Im NEOS Lab erläuterten 6 Bewerber um den Posten des Generaldirektors ihre Vorstellungen von der Zukunft des ORF.

 

Sie wolle nicht zu viel reden und vor allem den Abend nicht verparteipolisieren, gelobte NEOS-Anführerin Beate Meinl-Reisinger, die demnächst zur „Eröffnung“ der ORF-„Sommergespräche“ dran ist, gestern Abend im Billrothhaus. Das NEOS Lab - die pinke Parteiakadmie, die regelmäßig nicht uninteressante Veranstaltungen zu gesellschaftlich, wie´s so schön heißt, relevanten Themen ausrichtet, hatte anlässlich der anstehenden Wahl des Generalsdirektors* zur Diskussion über die Zukunft des ORF geladen.
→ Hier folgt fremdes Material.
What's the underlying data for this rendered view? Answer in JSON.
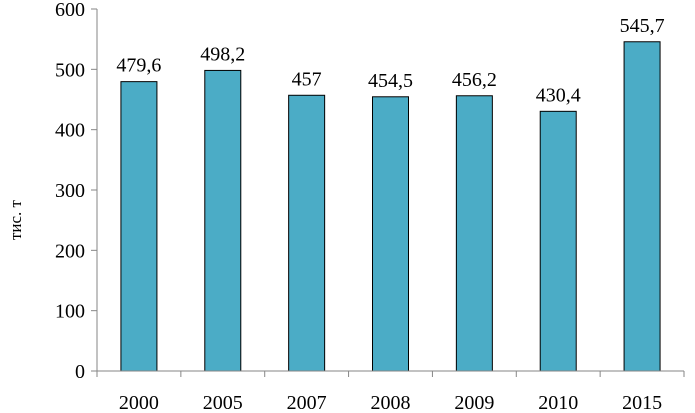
{
  "chart_data": {
    "type": "bar",
    "categories": [
      "2000",
      "2005",
      "2007",
      "2008",
      "2009",
      "2010",
      "2015"
    ],
    "values": [
      479.6,
      498.2,
      457,
      454.5,
      456.2,
      430.4,
      545.7
    ],
    "value_labels": [
      "479,6",
      "498,2",
      "457",
      "454,5",
      "456,2",
      "430,4",
      "545,7"
    ],
    "ylabel": "тис. т",
    "xlabel": "",
    "title": "",
    "ylim": [
      0,
      600
    ],
    "yticks": [
      "0",
      "100",
      "200",
      "300",
      "400",
      "500",
      "600"
    ],
    "grid": false,
    "legend": "none",
    "colors": {
      "bar_fill": "#4bacc6",
      "bar_stroke": "#000000",
      "axis": "#868686"
    }
  }
}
Erstmals kam es dabei zur direkten Konfrontation der als aussichtsreichst geltenden Bewerber Alexander Wrabetz, Roland Weißmann und Lisa Totzauer, erstmals war auch der ORF - via Stream - bei so einer „Wahlveranstaltung“ in eigener Sache dabei. Mit den Außenseitern Thomas Prantner, ORF-Technikvizedirektor, Medienmanager Harald Thoma und ORF-Journalist Julius Kratky bekamen an diesem Abend immerhin sechs Kandidat*innen die Gelegenheit, darzustellen, wie sie den Medienriesen ORF durch die Stürme technologischer Innovation, die Untiefen parteipolitischen Hickhacks und über thematische Klippen wie die Klimakrise zu steuern gedenken. Moderiert wurde die „Casting-Show“ von Datum-Verleger Sebastian Loudon, der auch die Zeit in Österreich repräsentiert.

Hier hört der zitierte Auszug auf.